Progress 01/01/02 to 12/31/02

Outputs
We demonstrated the expression of spermatid-specific genes (protamine and transition protein 1) by alginate-encapsulate neonatal bull testis cells after 10 weeks in culture, suggesting that meiosis had occurred. While identifiable germ cells in these cultures were very sparse, some indication of acrosome development was observed based on morphology (diameter and nucleus/cytoplasm ratio), PAS staining of the acrosomic granule, and PNA staining. Following round spermatid injection (ROSI) with presumptive spermatids produced in vitro, 50 percent of blastocysts produced were diploid and 37 percent were Y-chromosome positive demonstrating the contribution of haploid spermatids in a high percentage of embryos. Efforts to improve the efficiency of the culture system have included the replacement of bovine testis serum in the culture medium and numerous combinations of FSH and testosterone relative to the initiation of culture. These modifications have not been effective to date. Efforts to identify molecular markers for spermatogonial stem cells based on known markers for hematopoitic stem cells and other germ cell markers are ongoing. The germ cell-specific marker VASA has been identified in developing bovine fetal gonads and we successfully cloned the bovine gene for the first time.

Impacts
In vitro conditions which support male germ cell survival and progression through spermatogonial proliferation and meiosis provide a basis for genetically modifying the male germ line in the bull.

Publications

• Parks, John E., Lee, Dong Ryul, Kaproth, M.K., and Huang, Stephanie. 2003. Prospects for spermatogenesis in vitro. Theriogenology 59:73-86.
• Bartholomew, R.A. and Parks, John E. 2002. The cloning of bovine VASA in fetal gonads. Biol. Reprod. 66(Suppl.1):161.
• Kaproth, M., Lee, D.R., and Parks, John E. 2002. Transplantation of testicular explants from prepubertal bulls to nude mice and ex situ production of haploid germ cells over a 20-week period. ASAS-ADSA Joint Ann Mtg 2002; p. 302 (abstr.).

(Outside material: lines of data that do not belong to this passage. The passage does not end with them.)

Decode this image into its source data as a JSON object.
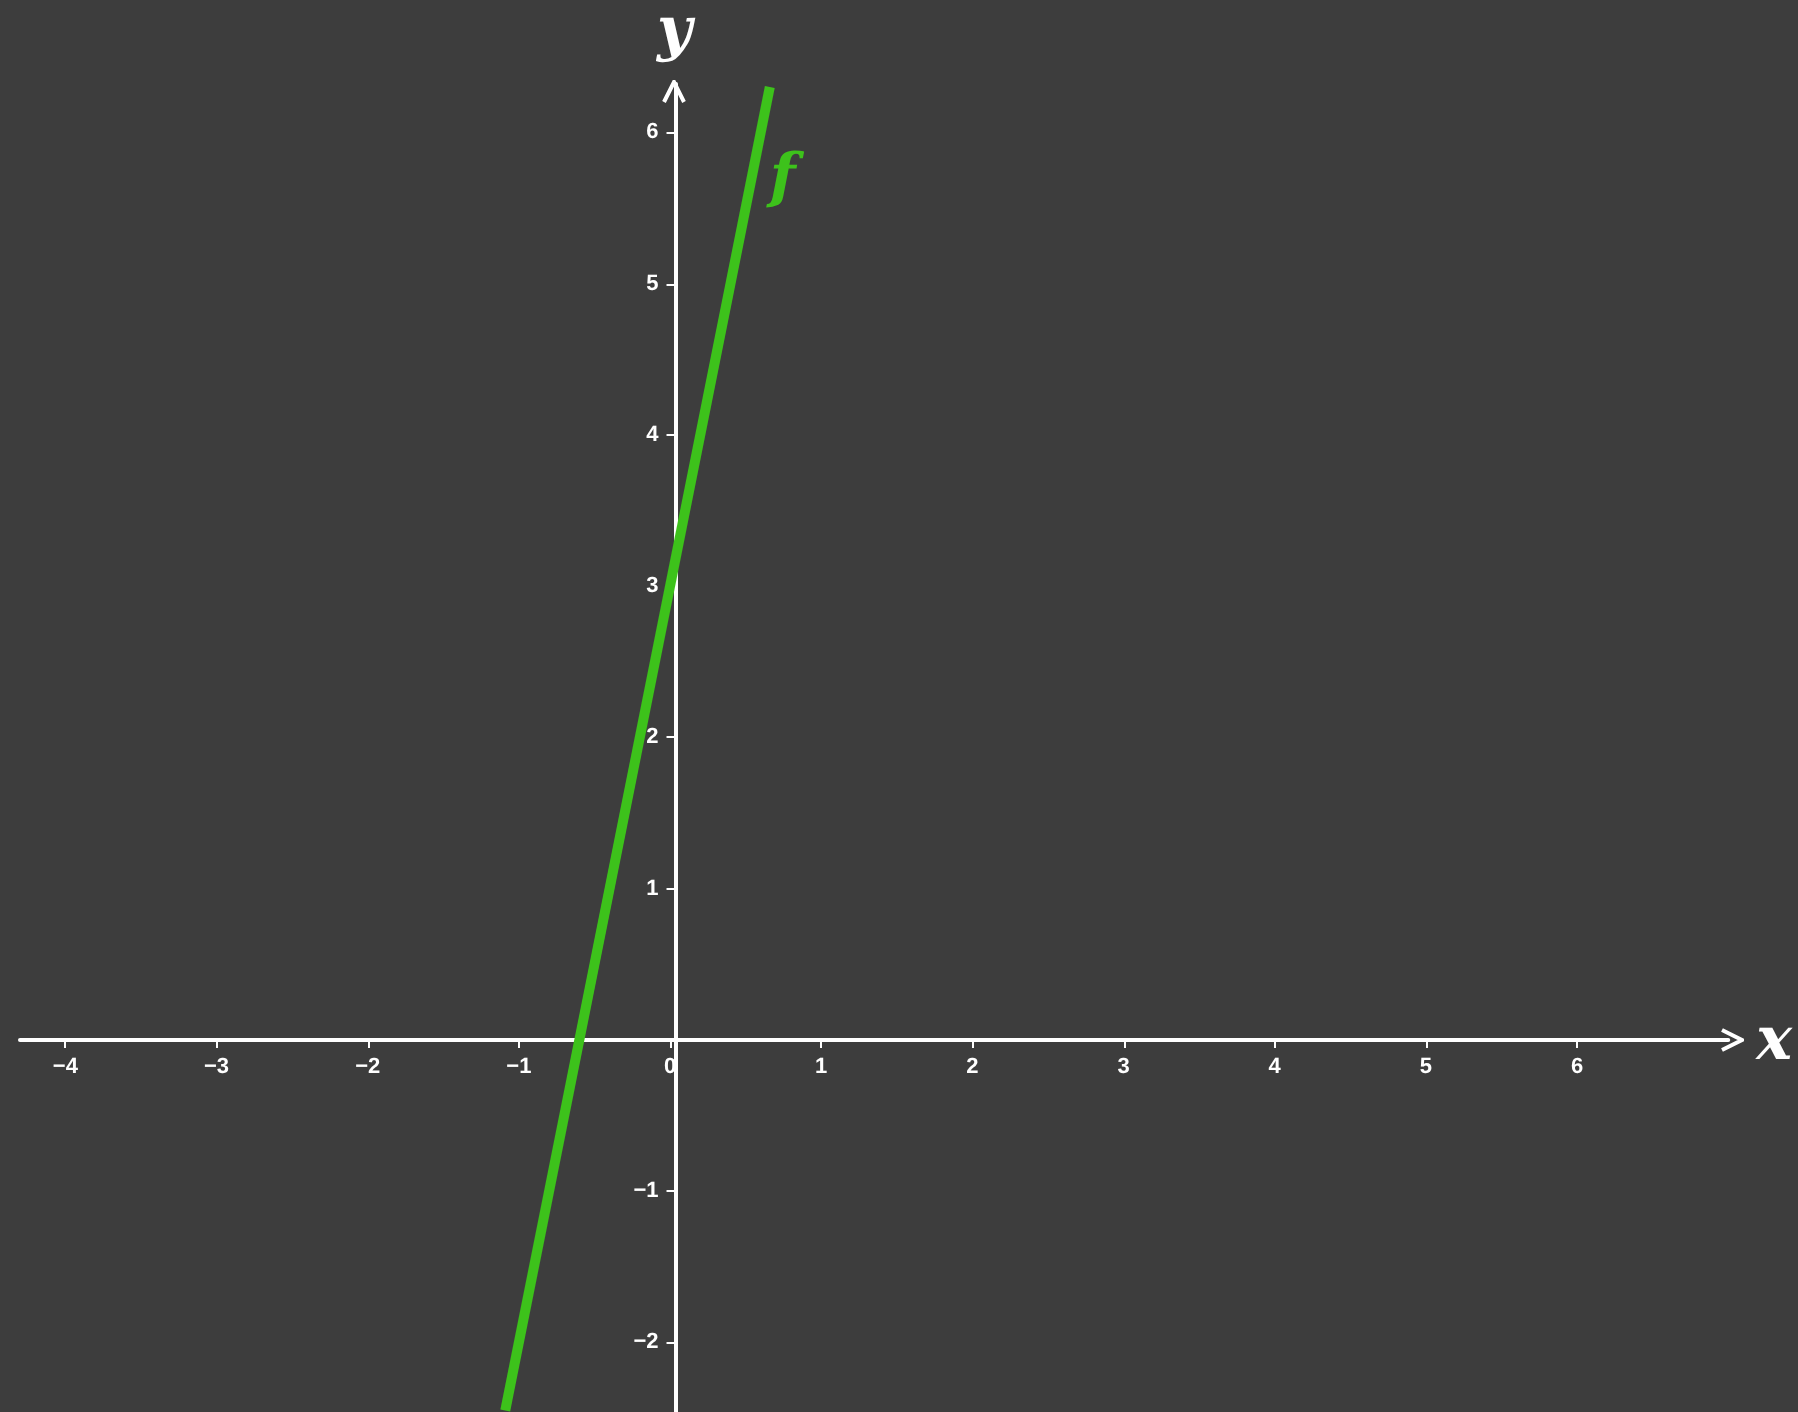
{
  "chart_data": {
    "type": "line",
    "xlabel": "x",
    "ylabel": "y",
    "xlim": [
      -4.3,
      7
    ],
    "ylim": [
      -2.46,
      6.32
    ],
    "xticks": [
      -4,
      -3,
      -2,
      -1,
      0,
      1,
      2,
      3,
      4,
      5,
      6
    ],
    "yticks": [
      -2,
      -1,
      1,
      2,
      3,
      4,
      5,
      6
    ],
    "series": [
      {
        "name": "f",
        "color": "#3dc21b",
        "x": [
          -1.09,
          0.66
        ],
        "values": [
          -2.45,
          6.3
        ]
      }
    ],
    "grid": false,
    "legend": false,
    "marker": "none",
    "line_style": "solid"
  }
}
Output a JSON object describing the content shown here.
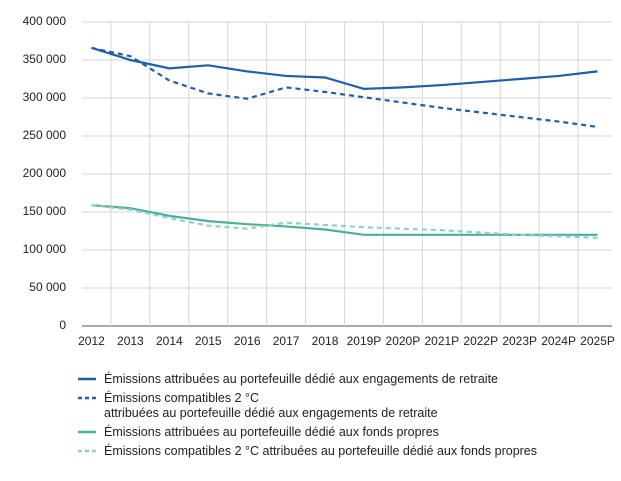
{
  "chart_data": {
    "type": "line",
    "categories": [
      "2012",
      "2013",
      "2014",
      "2015",
      "2016",
      "2017",
      "2018",
      "2019P",
      "2020P",
      "2021P",
      "2022P",
      "2023P",
      "2024P",
      "2025P"
    ],
    "series": [
      {
        "name": "Émissions attribuées au portefeuille dédié aux engagements de retraite",
        "color": "#1f5fa8",
        "dashed": false,
        "values": [
          366000,
          350000,
          339000,
          343000,
          335000,
          329000,
          327000,
          312000,
          314000,
          317000,
          321000,
          325000,
          329000,
          335000
        ]
      },
      {
        "name": "Émissions compatibles 2 °C\nattribuées au portefeuille dédié aux engagements de retraite",
        "color": "#1f5fa8",
        "dashed": true,
        "values": [
          366000,
          355000,
          323000,
          306000,
          299000,
          314000,
          308000,
          301000,
          294000,
          287000,
          281000,
          275000,
          269000,
          262000
        ]
      },
      {
        "name": "Émissions attribuées au portefeuille dédié aux fonds propres",
        "color": "#4fada0",
        "dashed": false,
        "values": [
          159000,
          155000,
          145000,
          138000,
          134000,
          131000,
          127000,
          120000,
          120000,
          120000,
          120000,
          120000,
          120000,
          120000
        ]
      },
      {
        "name": "Émissions compatibles 2 °C attribuées au portefeuille dédié aux fonds propres",
        "color": "#8fd0c7",
        "dashed": true,
        "values": [
          159000,
          153000,
          142000,
          132000,
          128000,
          136000,
          133000,
          130000,
          128000,
          126000,
          123000,
          120000,
          118000,
          116000
        ]
      }
    ],
    "ylim": [
      0,
      400000
    ],
    "yticks": [
      0,
      {
        "value": 50000,
        "label": "50 000"
      },
      {
        "value": 100000,
        "label": "100 000"
      },
      {
        "value": 150000,
        "label": "150 000"
      },
      {
        "value": 200000,
        "label": "200 000"
      },
      {
        "value": 250000,
        "label": "250 000"
      },
      {
        "value": 300000,
        "label": "300 000"
      },
      {
        "value": 350000,
        "label": "350 000"
      },
      {
        "value": 400000,
        "label": "400 000"
      }
    ],
    "grid": true
  }
}
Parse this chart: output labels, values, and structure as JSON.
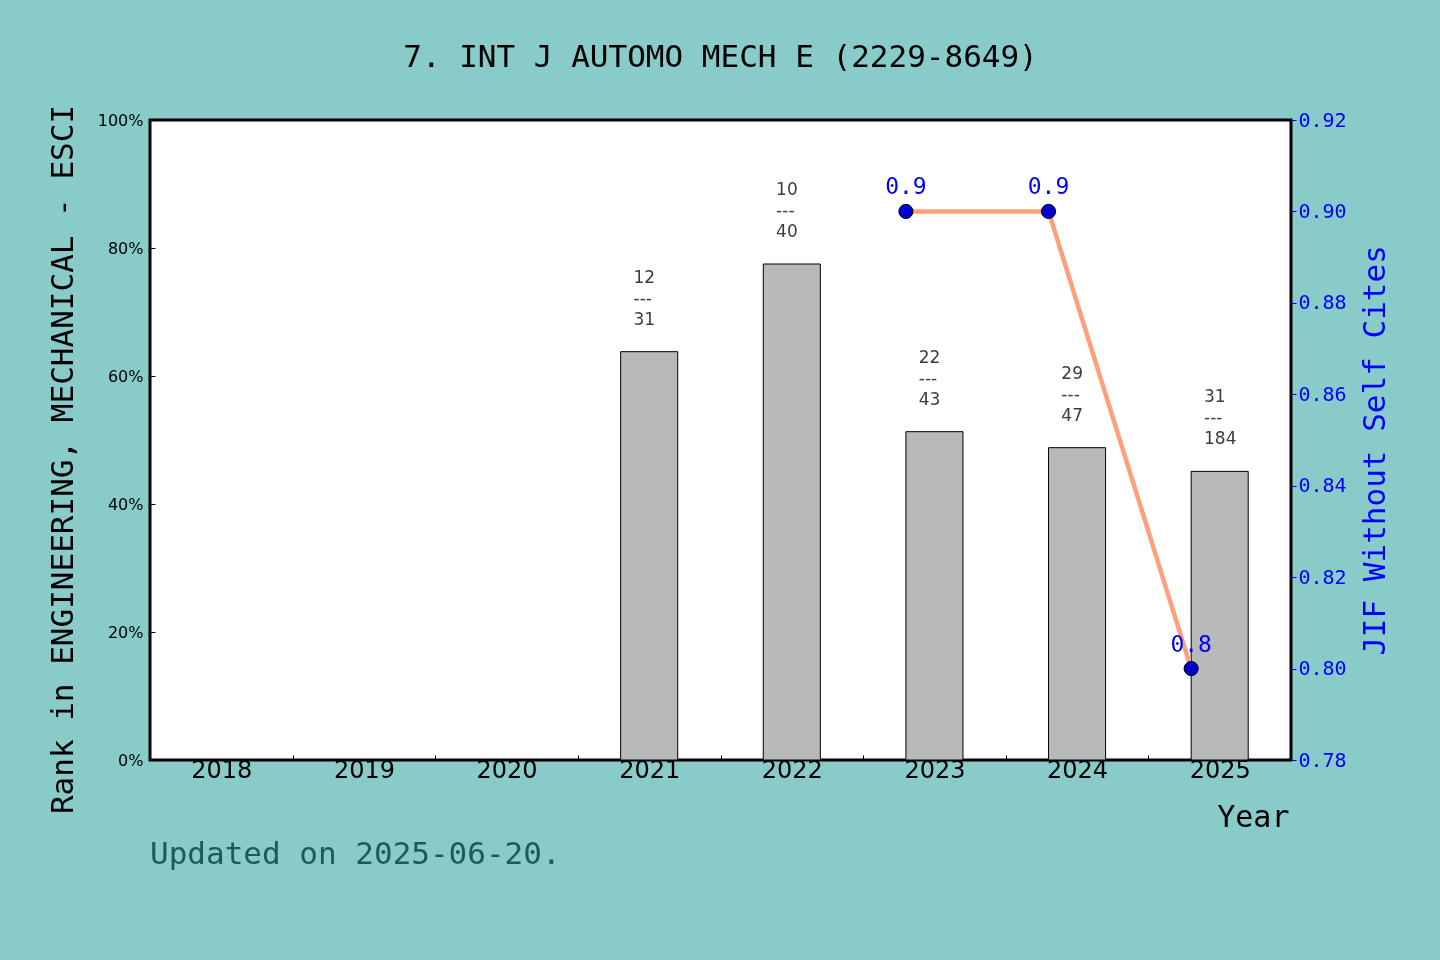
{
  "chart_data": {
    "type": "bar",
    "title": "7. INT J AUTOMO MECH E (2229-8649)",
    "xlabel": "Year",
    "ylabel": "Rank in ENGINEERING, MECHANICAL - ESCI",
    "y2label": "JIF Without Self Cites",
    "annotations": [
      "Updated on 2025-06-20.",
      {
        "text": "12\n---\n31",
        "x": "2021",
        "y": 63.8
      },
      {
        "text": "10\n---\n40",
        "x": "2022",
        "y": 77.5
      },
      {
        "text": "22\n---\n43",
        "x": "2023",
        "y": 51.3
      },
      {
        "text": "29\n---\n47",
        "x": "2024",
        "y": 48.8
      },
      {
        "text": "31\n---\n184",
        "x": "2025",
        "y": 45.1
      }
    ],
    "categories": [
      "2018",
      "2019",
      "2020",
      "2021",
      "2022",
      "2023",
      "2024",
      "2025"
    ],
    "series": [
      {
        "color": "#b8b9bb",
        "values": [
          null,
          null,
          null,
          63.8,
          77.5,
          51.3,
          48.8,
          45.1
        ]
      },
      {
        "type": "line",
        "axis": "y2",
        "color": "#ffa07a",
        "values": [
          null,
          null,
          null,
          null,
          null,
          0.9,
          0.9,
          0.8
        ],
        "value_labels": [
          null,
          null,
          null,
          null,
          null,
          "0.9",
          "0.9",
          "0.8"
        ]
      }
    ],
    "ylim": [
      0,
      100
    ],
    "yticks": [
      {
        "value": 0,
        "label": "0%"
      },
      {
        "value": 20,
        "label": "20%"
      },
      {
        "value": 40,
        "label": "40%"
      },
      {
        "value": 60,
        "label": "60%"
      },
      {
        "value": 80,
        "label": "80%"
      },
      {
        "value": 100,
        "label": "100%"
      }
    ],
    "y2lim": [
      0.78,
      0.92
    ],
    "y2ticks": [
      0.78,
      {
        "value": 0.8,
        "label": "0.80"
      },
      0.82,
      0.84,
      0.86,
      0.88,
      {
        "value": 0.9,
        "label": "0.90"
      },
      0.92
    ],
    "grid": false,
    "marker": "circle",
    "line_style": "solid"
  }
}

Progress 01/01/01 to 12/31/01

Outputs
The long-term objective of this research is to develop an in vitro tissue culture system to study and exploit the mechanistic details of mammalian spermatogenesis. Major objectives are to characterize the histological and cytological progression and organization of bovine spermatogenic cells produced in vitro; optimize culture conditions to complete all phases of spermatogenesis (spermatocytogenesis, meiosis, and spermiogenesis) in vitro; determine the developmental competence in vitro and in vivo of bovine embryos produced with in vitro-derived spermatids; and initiate procedures for stable transfection and gene targeting of bovine germ cells in culture. Initial experiments demonstrated dissociation of testis from neonatal bulls followed by agglutination and alginate encapsulation resulted in aggregates of Sertoli and germ cells which remained intact for up to 14 weeks in culture. Between 5 and 10 weeks of culture, expression of haploid specific genes protamine 2 and transition protein-1 was detected in cultures initiated with either fresh or cryopreserved testis cells. Presence of presumptive spermatids was suggested based on ploidy analysis using flow cytometry but histological preparations indicated that germ cells were present in very low numbers.

Impacts
These studies will provide an in vitro system for studying the mechanistic details of spermatogenesis and provide a culture system which will permit genetic modification of the male germ line.

Publications

• Lee, D. R., Kaproth, M., Parks, John E. 2000. In vitro production of haploid germ cells from testicular cells of neonatal bulls (abstract). Biol. Reprod. 62 (Suppl. 1):594.
• D. R., Kaproth, M. T., and Parks, John E. 2001. In vitro production of haploid germ cells from fresh or frozen-thawed testicular cells of neonatal bulls. Biol. Reprod. (65:834-839).